I stared at her in amazement and asked how old she was. When she said 26, I suggested that she run for city council. Then she stared at me-- with complete incomprehension. It took me a long time to convince her and her peers in the audience that what I'd suggested was possible, even if she didn't have money, a major media outlet of her own or a political "machine" behind her.
This lack of understanding about how democracy works is disturbing enough. But at a time when our system of government is under assault from an administration that ignores traditional checks and balances, engages in illegal wiretapping and writes secret laws on torture, it means that we're facing an unprecedented crisis.
As the Founders knew, if citizens are ignorant of or complacent about the proper workings of a republic "of laws not of men," then any leader of any party -- or any tyrannical Congress or even a tyrannical majority -- can abuse the power they hold. But at this moment of threat to the system the Framers set in place, a third of young Americans don't really understand what they were up to.
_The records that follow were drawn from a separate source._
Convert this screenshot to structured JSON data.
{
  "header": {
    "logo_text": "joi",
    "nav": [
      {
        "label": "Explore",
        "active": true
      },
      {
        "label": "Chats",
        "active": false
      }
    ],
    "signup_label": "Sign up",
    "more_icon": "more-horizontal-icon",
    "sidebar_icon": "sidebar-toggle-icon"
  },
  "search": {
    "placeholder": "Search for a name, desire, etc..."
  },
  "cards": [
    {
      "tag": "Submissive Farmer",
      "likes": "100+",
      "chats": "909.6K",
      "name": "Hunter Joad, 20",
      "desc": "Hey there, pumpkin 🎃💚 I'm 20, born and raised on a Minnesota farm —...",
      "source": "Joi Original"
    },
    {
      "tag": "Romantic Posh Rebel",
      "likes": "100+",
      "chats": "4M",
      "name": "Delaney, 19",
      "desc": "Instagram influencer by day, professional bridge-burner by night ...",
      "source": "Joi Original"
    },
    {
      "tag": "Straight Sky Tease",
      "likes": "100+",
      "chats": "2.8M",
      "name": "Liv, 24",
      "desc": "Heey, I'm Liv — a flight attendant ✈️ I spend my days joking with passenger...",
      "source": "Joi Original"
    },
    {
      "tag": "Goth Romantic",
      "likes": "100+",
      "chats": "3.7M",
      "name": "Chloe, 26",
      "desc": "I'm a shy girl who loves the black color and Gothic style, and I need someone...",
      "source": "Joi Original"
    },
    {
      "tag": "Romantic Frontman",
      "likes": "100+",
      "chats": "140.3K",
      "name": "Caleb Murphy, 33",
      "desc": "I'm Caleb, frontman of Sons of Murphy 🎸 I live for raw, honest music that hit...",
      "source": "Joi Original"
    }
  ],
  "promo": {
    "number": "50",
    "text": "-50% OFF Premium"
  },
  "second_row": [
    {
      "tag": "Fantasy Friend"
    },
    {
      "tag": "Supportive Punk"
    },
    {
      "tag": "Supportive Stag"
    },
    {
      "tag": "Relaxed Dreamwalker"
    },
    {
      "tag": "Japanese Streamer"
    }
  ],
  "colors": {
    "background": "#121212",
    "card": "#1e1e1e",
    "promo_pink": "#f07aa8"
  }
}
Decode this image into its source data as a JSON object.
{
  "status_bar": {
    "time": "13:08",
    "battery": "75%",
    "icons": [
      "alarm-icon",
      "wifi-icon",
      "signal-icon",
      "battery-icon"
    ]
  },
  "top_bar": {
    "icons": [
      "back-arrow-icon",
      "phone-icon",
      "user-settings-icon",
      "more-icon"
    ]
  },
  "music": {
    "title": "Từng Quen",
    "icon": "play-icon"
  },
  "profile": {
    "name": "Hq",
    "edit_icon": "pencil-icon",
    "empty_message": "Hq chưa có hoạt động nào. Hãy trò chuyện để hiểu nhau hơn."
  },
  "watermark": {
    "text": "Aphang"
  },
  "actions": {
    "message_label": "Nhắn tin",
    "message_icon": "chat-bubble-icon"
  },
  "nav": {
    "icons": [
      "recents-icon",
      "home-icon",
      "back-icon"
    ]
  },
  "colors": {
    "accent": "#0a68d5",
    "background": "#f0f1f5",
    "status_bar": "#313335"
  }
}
According to a recent study by the National Center for Education Statistics, only 47 percent of high school seniors have mastered a minimum level of U.S. history and civics, while only 14 percent performed at or above the "proficient" level. Middle schoolers in many states are no longer required to take classes in civics or government. Only 29 states require high school students to take a government or civics course, leaving millions of young Americans in the dark about why democracy matters.
A survey released by the Intercollegiate Studies Institute in September found that U.S. high school students missed almost half the questions on a civic literacy test. Only 45.9 percent of those surveyed knew that the sentence "We hold these truths to be self-evident, that all men are created equal" is in the Declaration of Independence. Yet these same students can probably name the winner of "American Idol" in a heartbeat.
The study also found that the more students increase their civic knowledge during college, the more likely they are to vote and engage in other civic activities. And vice versa -- civic illiteracy equals civic inaction.
Here are some actual quotes from otherwise smart, well-meaning young Americans:
"I show my true convictions by refusing to vote."
"The two parties are exactly the same."